Sin ser yo fui todo lo demás
El silencio abrochaba mis sandalias con unos cordones de niebla y, en esa dura piedra donde había reposado mi cuerpo, unos rayos de luz buscaban su centro, en una huida hacia el coral en ausencia.
De mis hombros bajaban ramas de árboles milenarios con un mensaje antiguo en cada hoja.
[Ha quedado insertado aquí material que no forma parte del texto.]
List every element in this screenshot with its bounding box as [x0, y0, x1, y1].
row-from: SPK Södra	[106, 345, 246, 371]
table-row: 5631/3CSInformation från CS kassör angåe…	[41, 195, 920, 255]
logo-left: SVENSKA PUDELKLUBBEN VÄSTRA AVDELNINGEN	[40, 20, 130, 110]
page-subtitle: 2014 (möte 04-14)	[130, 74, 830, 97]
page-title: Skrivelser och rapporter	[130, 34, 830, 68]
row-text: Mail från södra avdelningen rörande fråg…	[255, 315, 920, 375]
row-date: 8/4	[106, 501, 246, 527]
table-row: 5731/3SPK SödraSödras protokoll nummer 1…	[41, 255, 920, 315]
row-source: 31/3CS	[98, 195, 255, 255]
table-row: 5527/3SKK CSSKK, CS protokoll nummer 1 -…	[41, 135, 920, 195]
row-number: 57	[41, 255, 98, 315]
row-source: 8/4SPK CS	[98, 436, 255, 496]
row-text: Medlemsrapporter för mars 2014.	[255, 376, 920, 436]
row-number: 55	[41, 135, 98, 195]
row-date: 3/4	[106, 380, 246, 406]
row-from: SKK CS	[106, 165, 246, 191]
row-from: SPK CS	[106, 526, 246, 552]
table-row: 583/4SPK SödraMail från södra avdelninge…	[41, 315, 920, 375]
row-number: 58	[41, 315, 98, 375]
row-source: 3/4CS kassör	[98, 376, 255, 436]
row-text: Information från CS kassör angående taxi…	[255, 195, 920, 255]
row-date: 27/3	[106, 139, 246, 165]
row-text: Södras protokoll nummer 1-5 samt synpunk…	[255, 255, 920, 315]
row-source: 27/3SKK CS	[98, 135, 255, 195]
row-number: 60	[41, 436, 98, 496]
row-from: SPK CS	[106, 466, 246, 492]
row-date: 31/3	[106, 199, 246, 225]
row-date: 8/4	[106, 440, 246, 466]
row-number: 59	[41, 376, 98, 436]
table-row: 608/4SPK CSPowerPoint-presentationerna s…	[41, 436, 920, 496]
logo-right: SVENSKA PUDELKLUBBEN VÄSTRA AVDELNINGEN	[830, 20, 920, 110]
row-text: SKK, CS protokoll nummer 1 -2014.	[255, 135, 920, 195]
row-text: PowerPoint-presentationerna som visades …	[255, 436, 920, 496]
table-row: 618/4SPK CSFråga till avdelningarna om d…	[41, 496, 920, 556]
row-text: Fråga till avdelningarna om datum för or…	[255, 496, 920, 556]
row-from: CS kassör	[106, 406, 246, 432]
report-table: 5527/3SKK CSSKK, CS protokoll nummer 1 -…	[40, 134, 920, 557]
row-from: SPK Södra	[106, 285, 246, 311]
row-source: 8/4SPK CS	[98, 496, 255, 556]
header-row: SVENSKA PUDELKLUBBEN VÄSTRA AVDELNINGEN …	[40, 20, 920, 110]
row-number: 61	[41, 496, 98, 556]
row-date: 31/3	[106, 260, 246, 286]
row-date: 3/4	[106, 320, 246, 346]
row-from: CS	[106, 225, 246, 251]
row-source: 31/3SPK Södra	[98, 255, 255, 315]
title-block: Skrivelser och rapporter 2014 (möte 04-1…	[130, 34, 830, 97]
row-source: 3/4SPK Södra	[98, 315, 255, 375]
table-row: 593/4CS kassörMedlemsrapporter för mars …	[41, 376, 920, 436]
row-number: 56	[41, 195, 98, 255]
Espejos de la historia sin pasado y ausencia de futuros, espejos donde se reflejaba de plata la muerte del nacimiento del presente.
¡Qué altivos mis brazos dibujando horizontes en el aire quieto!
¡Qué alas de águila con el vuelo extraviado!
¡Qué nardos en la cruz del hombre!
Un rumor de río transitaba sin olas por mis ojos y mis pestañas, juncos de la noche, saludaban a la mañana blanca de ojos blancos que desalojaba lentamente su placenta amarilla.
Dejé de ser yo, centro de la nada y parte de lo efímero y mi aura crujiente se integró en el paisaje blando, con la línea fina de la silueta de los muertos presentes, en el azul de los presentimientos eternos y en el hueco de las almas perdidas en desentierro.
Mientras, mi alma se inundaba silenciosamente de las flores con que se dibuja la tierra a sí misma, ofreciendo su aliento de primavera a los cervatillos que estrenaban su primera carrera.
Sin ser yo fui todo lo demás y sentí el temblor de la vida deshaciéndose en el aire como un suspiro leve y profundo, ligero y pleno.
El tiempo recorrió distancias en las que yo no participaba porque yo era tiempo y al final de esos instantes… vi cómo lloraban los relojes.